Understanding the transition to superdiffusion in a simple one-dimensional deterministic map by stochastic Lévy walk models #

Samuel Brevitt, Rainer Klages

14:10 Tuesday in 3Q16.

Part of the Stochastic processes and random walks session.

Abstract #

The one-dimensional Pomeau-Manneville (PM) map is a paradigmatic deterministic dynamical system displaying intermittent dynamics (a mixture of chaotic and laminar dynamical regimes). Parallel to this, the Lévy walk (LW) defines a key stochastic process displaying superdiffusive dynamics (the mean square displacement (MSD) increases superlinearly with time). A diffusive periodic extension of the PM map across the real line is long known to exhibit a time-dependent MSD that can be reproduced by a LW. Here we study the matching of the associated generalised diffusion coefficients (GCD) of both systems. We show that the GDCs of both models exhibit the same non-trivial diffusive transition scenario and aging properties under variation of the map’s nonlinearity parameter.
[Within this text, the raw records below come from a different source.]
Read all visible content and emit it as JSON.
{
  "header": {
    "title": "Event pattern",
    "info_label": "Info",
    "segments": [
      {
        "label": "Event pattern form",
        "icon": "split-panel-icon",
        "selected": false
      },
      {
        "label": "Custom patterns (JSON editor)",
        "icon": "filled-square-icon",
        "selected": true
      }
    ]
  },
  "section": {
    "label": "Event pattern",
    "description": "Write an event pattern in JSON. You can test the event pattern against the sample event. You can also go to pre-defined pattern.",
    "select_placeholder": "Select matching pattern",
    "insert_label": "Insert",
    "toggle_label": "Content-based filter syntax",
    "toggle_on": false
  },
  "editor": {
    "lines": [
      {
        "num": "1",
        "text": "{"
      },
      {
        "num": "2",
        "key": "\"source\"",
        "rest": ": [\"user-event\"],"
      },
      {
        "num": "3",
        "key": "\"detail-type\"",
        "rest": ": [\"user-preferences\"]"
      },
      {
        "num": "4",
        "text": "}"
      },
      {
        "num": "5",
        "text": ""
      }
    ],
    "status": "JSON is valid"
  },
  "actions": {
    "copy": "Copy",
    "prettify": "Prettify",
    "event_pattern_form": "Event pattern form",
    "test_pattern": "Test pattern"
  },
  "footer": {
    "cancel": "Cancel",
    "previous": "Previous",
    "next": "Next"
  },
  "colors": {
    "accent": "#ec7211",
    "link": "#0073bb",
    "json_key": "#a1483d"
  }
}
We find, however, that the GDCs of both systems deviate from each other in the range of values where the dynamics become normal diffusive. This deviation cannot be cured by simple improvements of continuous-time random walk theory defining a LW. While it is known that PM map and LW model do not match for typical parameter values, our findings demonstrate that even in the simplest well-studied classical PM setting a matching of their diffusive properties is non-trivial.